Macy's internal controls failed to detect the accounting irregularities due to a lack of oversight in the small package delivery expense accounting department. The employee responsible for this area intentionally hid expenses totaling up to $154 million over three years, likely due to a desire to make the company's financials look better. To prevent similar incidents in the future, Macy's should implement stricter internal controls, such as regular audits and increased scrutiny of financial reporting. Additionally, the company should ensure that its accounting software is equipped to detect and flag suspicious activities.

The delayed earnings report and lowered profit outlook for Macy's have understandably shaken investor confidence. The discovery of accounting irregularities, involving an employee hiding up to $154 million in expenses, raises concerns about the company's internal controls and financial reporting accuracy. To rebuild trust, Macy's should take the following steps:

1. Transparency and Communication: Macy's must provide detailed information about the investigation's findings, the employee's actions, and the measures taken to prevent similar incidents in the future. Regular updates will help maintain transparency and rebuild investor confidence.
2. Strengthen Internal Controls: Macy's should enhance its internal controls and auditing processes to ensure such incidents do not recur.
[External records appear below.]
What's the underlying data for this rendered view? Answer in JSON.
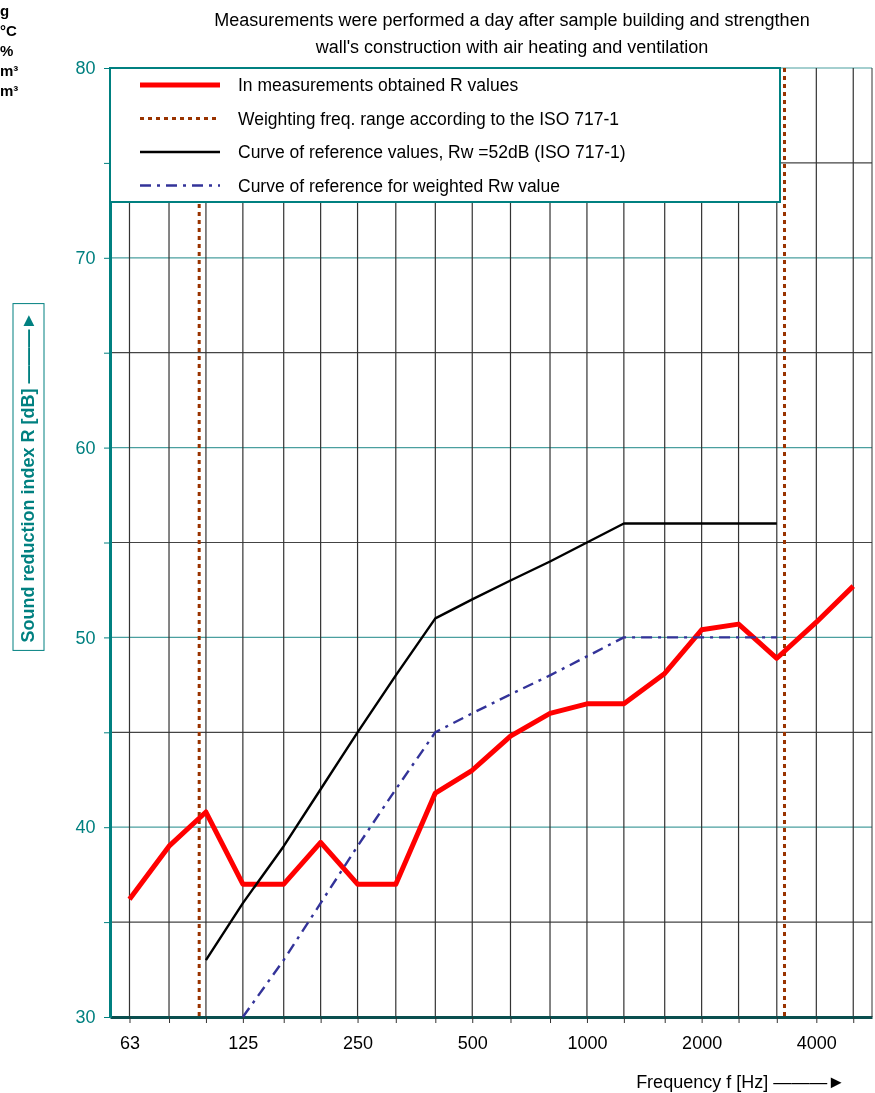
{
  "chart_data": {
    "type": "line",
    "title": "Measurements were performed a day after sample building and strengthen wall's construction with air heating and ventilation",
    "xlabel": "Frequency  f [Hz]  ———►",
    "ylabel": "Sound reduction index R [dB]  ———►",
    "x": [
      63,
      80,
      100,
      125,
      160,
      200,
      250,
      315,
      400,
      500,
      630,
      800,
      1000,
      1250,
      1600,
      2000,
      2500,
      3150,
      4000,
      5000
    ],
    "log": "x",
    "xlim": [
      56,
      5600
    ],
    "xticks": [
      63,
      {
        "value": 80,
        "label": null
      },
      {
        "value": 100,
        "label": null
      },
      125,
      {
        "value": 160,
        "label": null
      },
      {
        "value": 200,
        "label": null
      },
      250,
      {
        "value": 315,
        "label": null
      },
      {
        "value": 400,
        "label": null
      },
      500,
      {
        "value": 630,
        "label": null
      },
      {
        "value": 800,
        "label": null
      },
      1000,
      {
        "value": 1250,
        "label": null
      },
      {
        "value": 1600,
        "label": null
      },
      2000,
      {
        "value": 2500,
        "label": null
      },
      {
        "value": 3150,
        "label": null
      },
      4000,
      {
        "value": 5000,
        "label": null
      }
    ],
    "ylim": [
      30,
      80
    ],
    "yticks": [
      30,
      {
        "value": 35,
        "label": null
      },
      40,
      {
        "value": 45,
        "label": null
      },
      50,
      {
        "value": 55,
        "label": null
      },
      60,
      {
        "value": 65,
        "label": null
      },
      70,
      {
        "value": 75,
        "label": null
      },
      80
    ],
    "grid": true,
    "legend": "top",
    "marker": "none",
    "series": [
      {
        "name": "In measurements obtained R values",
        "color": "#ff0000",
        "line_style": "solid",
        "values": [
          36.2,
          39.0,
          40.8,
          37.0,
          37.0,
          39.2,
          37.0,
          37.0,
          41.8,
          43.0,
          44.8,
          46.0,
          46.5,
          46.5,
          48.1,
          50.4,
          50.7,
          48.9,
          50.8,
          52.7
        ]
      },
      {
        "name": "Curve of reference values,  Rw =52dB  (ISO 717-1)",
        "color": "#000000",
        "line_style": "solid",
        "values": [
          null,
          null,
          33,
          36,
          39,
          42,
          45,
          48,
          51,
          52,
          53,
          54,
          55,
          56,
          56,
          56,
          56,
          56,
          null,
          null
        ]
      },
      {
        "name": "Curve of reference for weighted  Rw value",
        "color": "#333399",
        "line_style": "dashed",
        "values": [
          null,
          null,
          null,
          30,
          33,
          36,
          39,
          42,
          45,
          46,
          47,
          48,
          49,
          50,
          50,
          50,
          50,
          50,
          null,
          null
        ]
      }
    ],
    "ref_lines": [
      {
        "axis": "x",
        "value": 96,
        "label": "Weighting freq. range according to the ISO 717-1",
        "color": "#993300",
        "line_style": "dotted"
      },
      {
        "axis": "x",
        "value": 3300,
        "color": "#993300",
        "line_style": "dotted"
      }
    ],
    "annotations": [
      "g",
      "°C",
      "%",
      "m³",
      "m³"
    ]
  }
}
This may involve investing in advanced accounting software, increasing the frequency of internal audits, and providing additional training for employees.
3. Independent Oversight: Appointing an independent committee or external auditors to oversee the investigation and recommend improvements will demonstrate Macy's commitment to transparency and accountability.
4. Meet or Exceed Expectations: Macy's must focus on delivering strong financial performance in the coming quarters. Meeting or exceeding earnings expectations will help restore investor confidence in the company's financial health and management's ability to navigate challenges.

By taking these steps, Macy's can work to rebuild investor trust and demonstrate its commitment to ethical business practices and strong financial management.